Женщины влетели в комнату, выхватили его из кровати, перенесли в ванную, чтобы он самостоятельно почистил зубы. Жена пригладила расческой жесткий ежик его волос. Пришлось усесться, чтоб помочиться. Женщины отвернулись. Потом запихали его в брюки и белую рубашку и пристроили на краешке кровати.
— Я опаздываю на мамины похороны, — сообщил он мирозданию. — Я никогда не плачу, — возгласил он, глаза сурово блеснули.
— Папа вечно на посту, — фыркнула дочь.
— Es tremendo (грозный – исп.), — отозвалась ее мать.
Никакое психическое напряжение не могло заставить этот мир или его тело двигаться быстрее. Семья? А почему сегодня должно быть иначе? Хаос. В его доме все просыпались разом и начинали бессмысленно топтаться, как пьяные голуби в клетке. Шум, суета, а толку ноль. Время, время, время. Как засовы, задвигающиеся на двери.
Он никогда не опаздывал. До сегодняшнего дня. Он бесконечно воевал с общим семейным упованием на «время по-мексикански». Они сводили его с ума. Если обед назначали на шесть, можно быть уверенным, что раньше девяти он не начнется. И еще заходить в дом будут так, словно пришли слишком рано. Или, хуже того, вытаращатся: «А что такого?», — будто это у него проблемы. Ну, знаете, типа настоящие мексиканцы обедать садятся не раньше десяти вечера.

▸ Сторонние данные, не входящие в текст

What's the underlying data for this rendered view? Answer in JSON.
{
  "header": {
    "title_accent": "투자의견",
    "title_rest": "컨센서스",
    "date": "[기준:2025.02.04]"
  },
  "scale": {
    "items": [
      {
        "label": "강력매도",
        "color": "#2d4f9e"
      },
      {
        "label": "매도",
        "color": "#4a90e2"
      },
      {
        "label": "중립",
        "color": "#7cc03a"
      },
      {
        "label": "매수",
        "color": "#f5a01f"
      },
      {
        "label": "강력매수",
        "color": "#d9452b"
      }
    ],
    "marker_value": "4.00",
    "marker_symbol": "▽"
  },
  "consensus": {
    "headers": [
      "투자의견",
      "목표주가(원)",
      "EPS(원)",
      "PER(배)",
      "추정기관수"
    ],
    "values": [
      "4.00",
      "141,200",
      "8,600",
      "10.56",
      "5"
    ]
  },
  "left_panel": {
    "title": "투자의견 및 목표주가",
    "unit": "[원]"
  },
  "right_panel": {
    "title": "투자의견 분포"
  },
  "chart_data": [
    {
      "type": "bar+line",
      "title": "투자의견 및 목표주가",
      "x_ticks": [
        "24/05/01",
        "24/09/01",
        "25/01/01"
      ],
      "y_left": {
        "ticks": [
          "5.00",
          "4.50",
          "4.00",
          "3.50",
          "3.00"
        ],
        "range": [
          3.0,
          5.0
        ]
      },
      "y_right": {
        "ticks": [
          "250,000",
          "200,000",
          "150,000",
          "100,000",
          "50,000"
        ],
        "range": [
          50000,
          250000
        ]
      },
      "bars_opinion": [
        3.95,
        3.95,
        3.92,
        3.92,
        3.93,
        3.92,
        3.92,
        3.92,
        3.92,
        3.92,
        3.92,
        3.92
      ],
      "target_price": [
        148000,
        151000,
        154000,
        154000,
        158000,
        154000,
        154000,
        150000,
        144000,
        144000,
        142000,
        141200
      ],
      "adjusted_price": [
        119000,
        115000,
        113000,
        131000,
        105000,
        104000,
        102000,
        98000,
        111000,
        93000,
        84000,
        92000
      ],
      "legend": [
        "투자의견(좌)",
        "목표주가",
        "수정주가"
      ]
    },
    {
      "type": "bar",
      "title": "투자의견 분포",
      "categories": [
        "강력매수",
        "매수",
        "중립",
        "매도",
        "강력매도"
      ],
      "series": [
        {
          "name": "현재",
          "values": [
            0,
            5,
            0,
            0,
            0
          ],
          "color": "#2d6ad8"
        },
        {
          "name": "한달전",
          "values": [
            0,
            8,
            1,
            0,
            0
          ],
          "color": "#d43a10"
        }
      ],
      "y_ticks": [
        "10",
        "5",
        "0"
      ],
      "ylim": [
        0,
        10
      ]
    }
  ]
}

Que cabron (Здесь: такое мудачье – исп.). Утро стекало густой коричневой жижей. Все глуше и глуше. Хотя звуки навязчиво звенели в ушах долгим эхом. Шум раздражал. Глубоко во тьме его плоти выли и причитали кости, белые и жгучие, как молнии.
— Пожалуйста, — взмолился он.
— Папа, — деловито распорядилась дочь, — заправь рубашку.
Рубашка болталась сзади, выбившись из брюк. Но руки туда не дотягивались. Он выпрямился, яростно зыркнул.
— Руки меня не слушаются. Раньше слушались, а сейчас нет. Заправь ты.
Дочери хотелось в ванную, уложить волосы. Но ее мать уже устроила там бардак, разбросав повсюду кисточки, заколки и косметику. Расчески устилали все поверхности, как листья, опавшие с пластикового дерева. Минни осточертела вся эта похоронная хрень. Ей почти сорок, а родители обращаются с ней как с шестнадцатилетней.
— Да, отец, — покорно сказала она.
Что за тон? Разве раньше она говорила таким тоном? Старший Ангел бросил взгляд на часы. На своего врага.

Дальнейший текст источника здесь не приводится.